The research team has recently introduced an exciting new method called T-FREE, which significantly boosts the operational efficiency of large language models. Scientists from Aleph Alpha, Technische Universität Darmstadt, hessian.AI, and the German Research Center for Artificial Intelligence (DFKI) have jointly launched this remarkable technology, whose full name is "Tokenizer-Free Sparse Representation for Memory-Efficient Embeddings."
Traditionally, we use tokenizers to convert text into a digital format understandable by computers, but T-FREE takes a different approach. It utilizes character trigrams, which we refer to as "triplets," to directly embed words into the model through sparse activation.
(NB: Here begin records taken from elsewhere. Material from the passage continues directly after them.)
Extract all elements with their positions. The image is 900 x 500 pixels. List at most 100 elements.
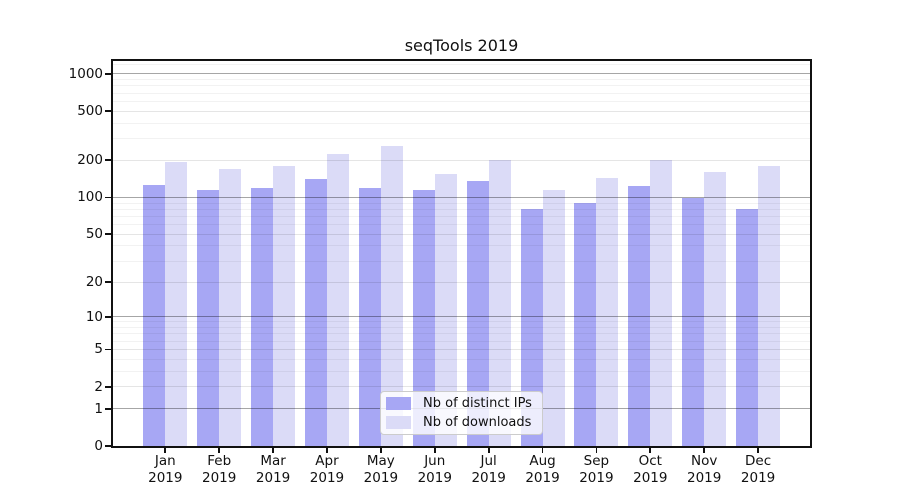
gridline-minor-300: [113, 138, 810, 140]
bar-nov-downloads: [704, 172, 727, 446]
plot-frame: [111, 59, 812, 448]
gridline-200: [113, 159, 810, 161]
legend-swatch-downloads: [386, 416, 411, 429]
bar-may-downloads: [380, 146, 403, 446]
bar-jul-downloads: [488, 160, 511, 446]
y-tick-label-100: 100: [77, 189, 103, 206]
gridline-minor-3: [113, 370, 810, 372]
x-tick-label-mar: Mar 2019: [243, 453, 303, 487]
x-tick-year-jul: 2019: [471, 470, 506, 486]
bar-feb-distinct-ips: [197, 189, 220, 446]
gridline-20: [113, 281, 810, 283]
x-tick-label-sep: Sep 2019: [566, 453, 626, 487]
gridline-minor-700: [113, 92, 810, 94]
x-tick-year-apr: 2019: [309, 470, 345, 486]
x-tick-month-nov: Nov: [691, 453, 718, 469]
x-tick-label-apr: Apr 2019: [297, 453, 357, 487]
gridline-1000: [113, 73, 810, 75]
x-tick-label-jun: Jun 2019: [405, 453, 465, 487]
x-tick-month-apr: Apr: [315, 453, 339, 469]
y-tick-label-2: 2: [94, 378, 103, 395]
y-tick-20: [105, 281, 111, 283]
x-tick-month-oct: Oct: [638, 453, 662, 469]
x-tick-label-may: May 2019: [351, 453, 411, 487]
y-tick-50: [105, 233, 111, 236]
y-tick-label-10: 10: [85, 308, 103, 325]
legend-swatch-distinct-ips: [386, 397, 411, 410]
legend-entry-downloads: Nb of downloads: [386, 415, 542, 430]
gridline-minor-9: [113, 321, 810, 323]
x-tick-apr: [326, 446, 328, 453]
x-tick-month-may: May: [366, 453, 395, 469]
x-tick-month-mar: Mar: [260, 453, 286, 469]
gridline-minor-400: [113, 122, 810, 124]
gridline-2: [113, 386, 810, 388]
x-tick-nov: [703, 446, 706, 453]
y-tick-200: [105, 159, 111, 162]
gridline-minor-60: [113, 224, 810, 226]
gridline-10: [113, 316, 810, 318]
gridline-5: [113, 348, 810, 350]
y-tick-2: [105, 385, 111, 388]
bar-jan-downloads: [165, 161, 188, 446]
bar-dec-distinct-ips: [736, 209, 759, 446]
bar-sep-downloads: [596, 177, 619, 446]
y-tick-label-1: 1: [94, 400, 103, 417]
y-tick-100: [105, 196, 111, 199]
gridline-minor-70: [113, 215, 810, 217]
y-tick-label-20: 20: [85, 274, 103, 290]
y-tick-label-500: 500: [77, 103, 103, 120]
x-tick-year-dec: 2019: [740, 470, 776, 486]
chart-title: seqTools 2019: [404, 36, 519, 55]
bar-jun-downloads: [434, 173, 457, 446]
bar-jun-distinct-ips: [412, 189, 435, 446]
gridline-minor-1200: [113, 63, 810, 65]
x-tick-year-feb: 2019: [202, 470, 237, 486]
y-tick-label-1000: 1000: [68, 65, 103, 82]
y-tick-label-50: 50: [85, 226, 103, 243]
x-tick-feb: [218, 446, 221, 453]
x-tick-dec: [757, 446, 759, 453]
x-tick-year-nov: 2019: [687, 470, 722, 486]
x-tick-label-feb: Feb 2019: [189, 453, 249, 487]
gridline-minor-6: [113, 340, 810, 342]
y-tick-5: [105, 348, 111, 351]
x-tick-jun: [433, 446, 436, 453]
x-tick-year-oct: 2019: [633, 470, 668, 486]
y-tick-500: [105, 110, 111, 113]
x-tick-may: [379, 446, 382, 453]
y-tick-label-0: 0: [94, 438, 103, 454]
x-tick-label-oct: Oct 2019: [620, 453, 680, 487]
x-tick-year-jan: 2019: [148, 470, 183, 486]
bar-oct-distinct-ips: [628, 186, 651, 446]
bar-sep-distinct-ips: [574, 203, 597, 446]
bar-aug-distinct-ips: [520, 209, 543, 446]
x-tick-month-jul: Jul: [480, 453, 497, 469]
gridline-100: [113, 196, 810, 198]
x-tick-year-sep: 2019: [579, 470, 614, 486]
x-tick-label-dec: Dec 2019: [728, 453, 788, 487]
bar-dec-downloads: [758, 165, 781, 446]
x-tick-month-sep: Sep: [583, 453, 610, 469]
x-tick-year-aug: 2019: [525, 470, 560, 486]
gridline-50: [113, 233, 810, 235]
gridline-minor-900: [113, 79, 810, 81]
bar-may-distinct-ips: [358, 187, 381, 446]
x-tick-label-jul: Jul 2019: [459, 453, 519, 487]
bar-mar-distinct-ips: [251, 187, 274, 446]
x-tick-month-jan: Jan: [154, 453, 176, 469]
gridline-minor-90: [113, 202, 810, 204]
bar-apr-downloads: [326, 154, 349, 446]
x-tick-label-jan: Jan 2019: [135, 453, 195, 487]
bar-nov-distinct-ips: [682, 198, 705, 446]
y-tick-10: [105, 315, 111, 318]
x-tick-label-aug: Aug 2019: [513, 453, 573, 487]
x-tick-label-nov: Nov 2019: [674, 453, 734, 487]
legend-label-distinct-ips: Nb of distinct IPs: [423, 396, 532, 411]
bar-oct-downloads: [650, 160, 673, 446]
y-tick-0: [105, 445, 111, 447]
legend: Nb of distinct IPs Nb of downloads: [380, 391, 543, 435]
gridline-minor-7: [113, 333, 810, 335]
gridline-minor-80: [113, 208, 810, 210]
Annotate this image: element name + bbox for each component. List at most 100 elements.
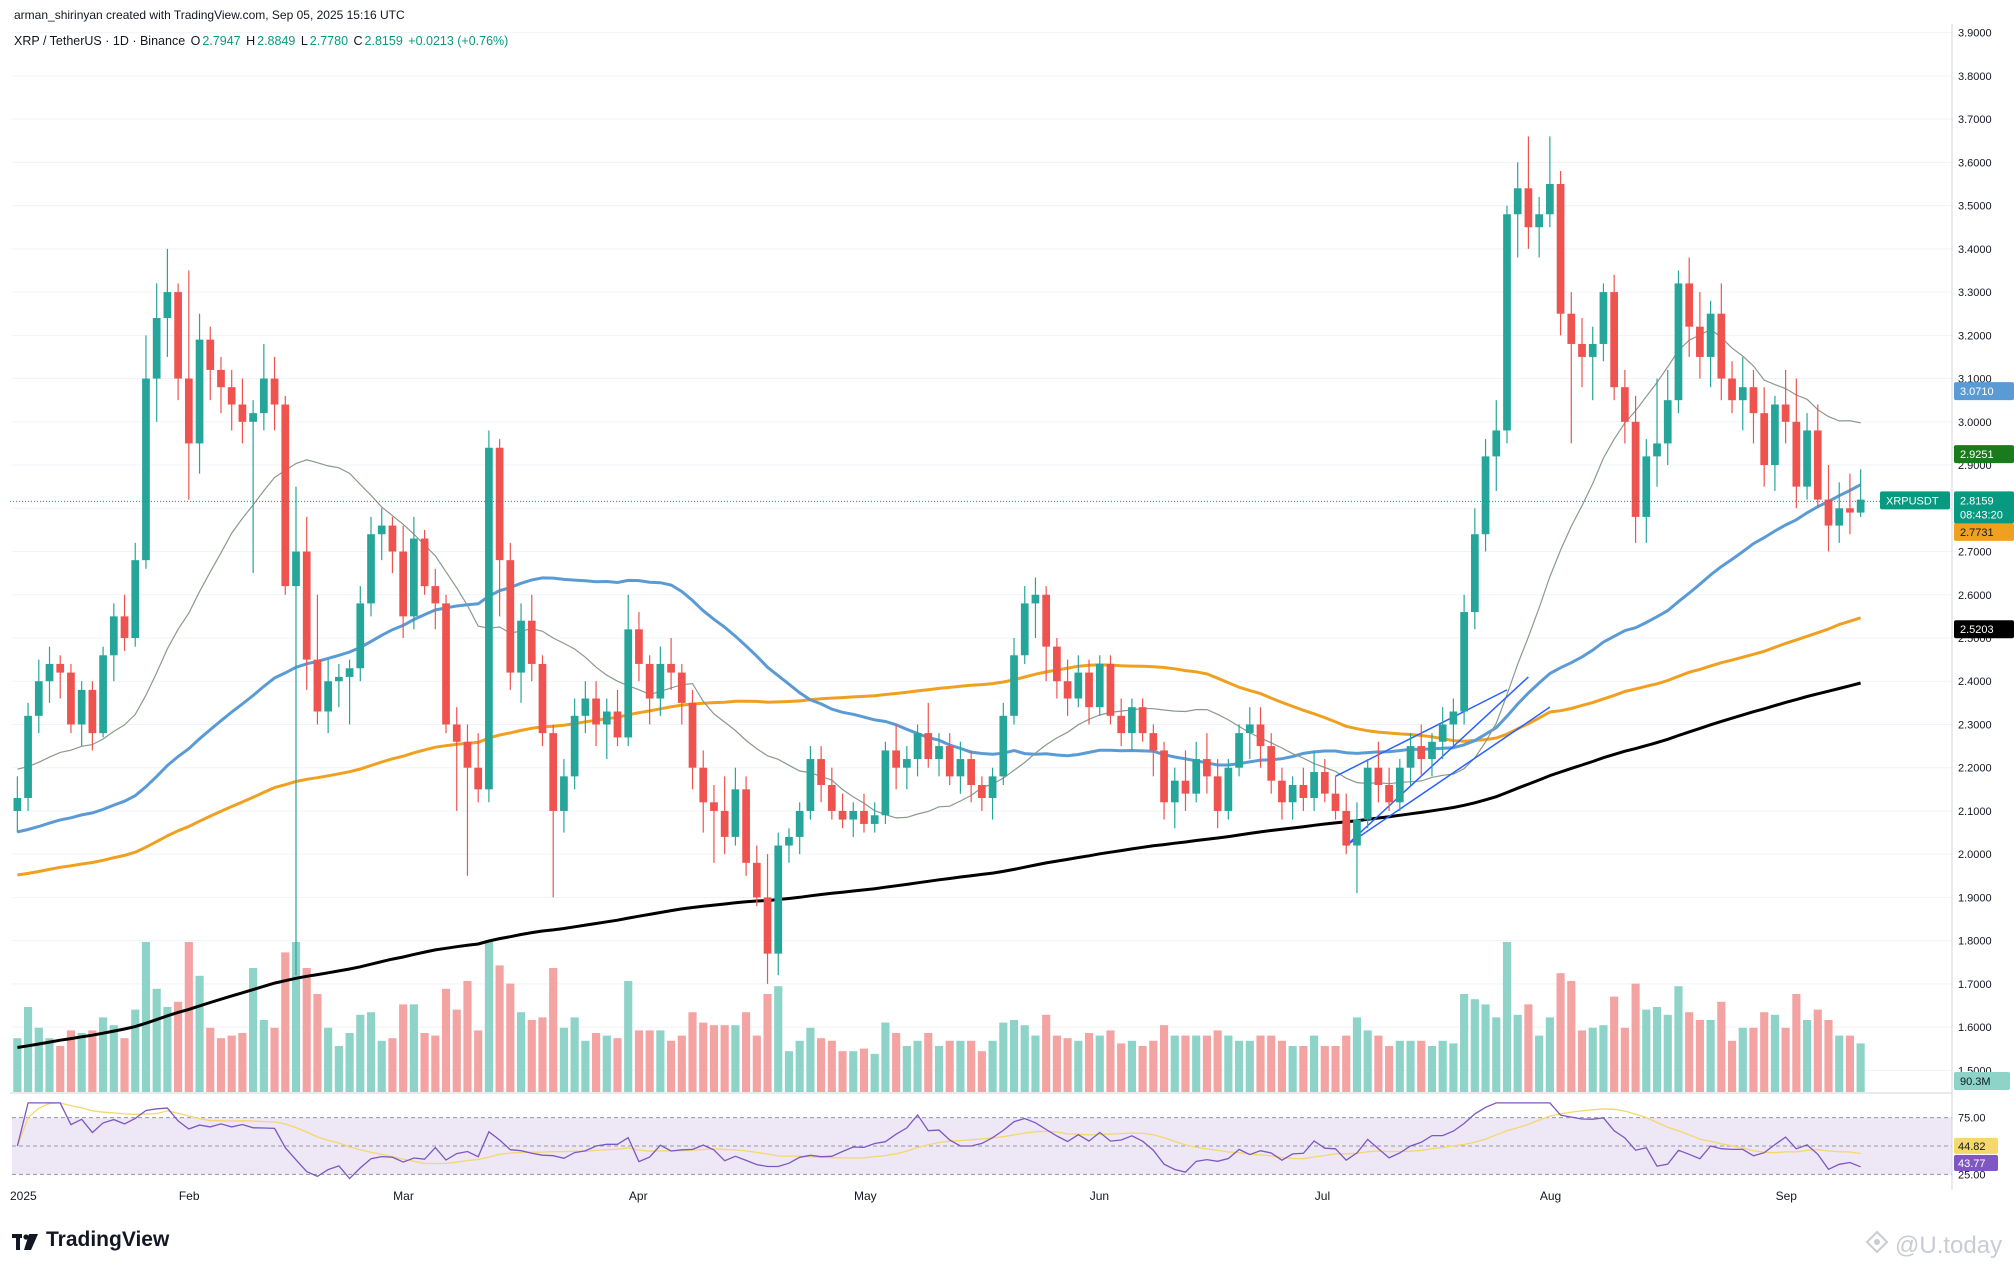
candle	[1653, 378, 1661, 487]
volume-bar	[720, 1025, 729, 1092]
volume-bar	[602, 1035, 611, 1092]
candle-body	[785, 836, 793, 846]
candle	[1320, 759, 1329, 803]
symbol-name[interactable]: XRP / TetherUS · 1D · Binance	[14, 34, 186, 48]
candle-body	[217, 369, 225, 388]
candle	[1085, 659, 1093, 725]
low-label: L	[300, 34, 308, 48]
price-axis-tick: 3.0000	[1958, 417, 1992, 429]
volume-bar	[1674, 986, 1683, 1092]
volume-bar	[1856, 1043, 1865, 1092]
candle	[677, 663, 686, 725]
volume-bar	[1717, 1001, 1726, 1092]
candle	[517, 603, 525, 703]
volume-bar	[1042, 1014, 1051, 1092]
volume-bar	[1610, 996, 1619, 1092]
candle-body	[1406, 746, 1415, 768]
candle-body	[924, 733, 933, 760]
rsi-axis-tick: 75.00	[1958, 1113, 1986, 1125]
candle-body	[1578, 343, 1586, 357]
volume-bar	[1781, 1027, 1790, 1092]
price-axis-tick: 3.2000	[1958, 330, 1992, 342]
price-axis-tick: 3.9000	[1958, 28, 1992, 40]
date-axis-tick: May	[854, 1189, 877, 1203]
candle-body	[699, 767, 708, 803]
candle-body	[806, 759, 815, 811]
rsi-axis-tick: 25.00	[1958, 1169, 1986, 1181]
price-axis-tick: 2.1000	[1958, 806, 1992, 818]
tradingview-logo[interactable]: TradingView	[12, 1228, 169, 1252]
volume-bar	[1267, 1035, 1276, 1092]
volume-bar	[549, 968, 558, 1092]
price-tags: 3.0710 2.9251 2.7731 2.5203 XRPUSDT 2.8159 08:…	[1880, 382, 2014, 1172]
volume-bar	[1481, 1004, 1490, 1092]
candle	[152, 283, 161, 422]
volume-bar	[1631, 983, 1640, 1092]
candle-body	[442, 603, 450, 725]
candle-body	[763, 897, 772, 954]
candle-body	[1503, 214, 1511, 431]
candle	[1138, 698, 1147, 742]
candle	[120, 594, 129, 651]
candle	[217, 356, 225, 414]
candle	[184, 270, 193, 500]
candle-body	[259, 378, 268, 414]
volume-bar	[1695, 1020, 1704, 1092]
volume-bar	[1406, 1040, 1415, 1092]
volume-bar	[34, 1027, 43, 1092]
candle-body	[1556, 183, 1565, 314]
volume-bar	[1770, 1014, 1779, 1092]
volume-bar	[216, 1038, 226, 1092]
ma-blue-price-tag-bg	[1954, 382, 2014, 401]
candle-body	[1053, 646, 1061, 682]
date-axis[interactable]: 2025 Feb Mar Apr May Jun Jul Aug Sep	[10, 1189, 1797, 1203]
candle	[34, 659, 43, 734]
volume-bar	[77, 1033, 86, 1092]
candle-body	[935, 746, 943, 760]
volume-bar	[334, 1046, 343, 1092]
volume-bar	[1663, 1014, 1672, 1092]
price-axis[interactable]: 3.9000 3.8000 3.7000 3.6000 3.5000 3.4000 3.30…	[1951, 24, 1992, 1190]
candle	[131, 542, 140, 647]
volume-bar	[934, 1046, 944, 1092]
volume-bar	[538, 1017, 547, 1092]
price-axis-tick: 3.3000	[1958, 287, 1992, 299]
candle	[88, 681, 97, 751]
volume-bar	[1074, 1040, 1083, 1092]
candle-body	[795, 810, 804, 837]
candle-body	[1235, 733, 1243, 768]
candle-body	[410, 538, 418, 617]
volume-bar	[881, 1022, 890, 1092]
candle-body	[1267, 746, 1276, 781]
channel-upper-line	[1345, 676, 1529, 847]
volume-bar	[345, 1033, 354, 1092]
candle	[1685, 257, 1694, 357]
candle-body	[163, 292, 172, 319]
candle	[935, 733, 943, 777]
volume-bar	[1256, 1035, 1265, 1092]
candle	[1203, 733, 1211, 794]
ma-orange-line	[17, 616, 1862, 877]
candle-body	[335, 676, 343, 682]
price-pane	[10, 24, 1952, 1093]
price-axis-tick: 2.6000	[1958, 590, 1992, 602]
ma-orange-price-tag-bg	[1954, 522, 2014, 541]
candle-body	[1728, 378, 1736, 401]
volume-bar	[1749, 1027, 1758, 1092]
volume-bar	[1095, 1035, 1104, 1092]
volume-bar	[1760, 1012, 1769, 1092]
volume-bar	[206, 1027, 215, 1092]
candle	[549, 724, 558, 898]
ma-black-line	[17, 681, 1861, 1049]
candle	[817, 746, 825, 803]
rsi-tag-text: 43.77	[1958, 1158, 1986, 1170]
price-axis-tick: 1.7000	[1958, 979, 1992, 991]
candle	[945, 733, 954, 786]
candle	[1428, 733, 1436, 777]
candle	[1803, 413, 1811, 500]
date-axis-tick: Mar	[393, 1189, 414, 1203]
candle-body	[978, 785, 986, 798]
volume-bar	[1234, 1040, 1244, 1092]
This innovative move results in a staggering reduction of over 85% in the number of parameters in the embedding layer, while the model's performance remains unaffected in tasks such as text classification and question answering.
Another highlight of T-FREE is its intelligent modeling of morphological similarities between words. Much like the words "house," "houses," and "domestic" that we often encounter in daily life, T-FREE can more effectively represent these similar words within the model. Researchers believe that similar words should be closer to each other when embedded, thereby achieving higher compression rates. Therefore, T-FREE not only reduces the size of the embedding layer but also decreases the average encoding length of text by 56%.
Moreover, T-FREE excels in transfer learning across different languages. In an experiment, researchers used a model with 3 billion parameters, first trained in English and then in German, and found that T-FREE's adaptability far exceeds traditional tokenizer-based methods.
However, the researchers remain humble about their current achievements. They acknowledge that the experiments conducted so far are limited to models with up to 3 billion parameters, and they plan to further evaluate the method on larger models and more extensive datasets in the future.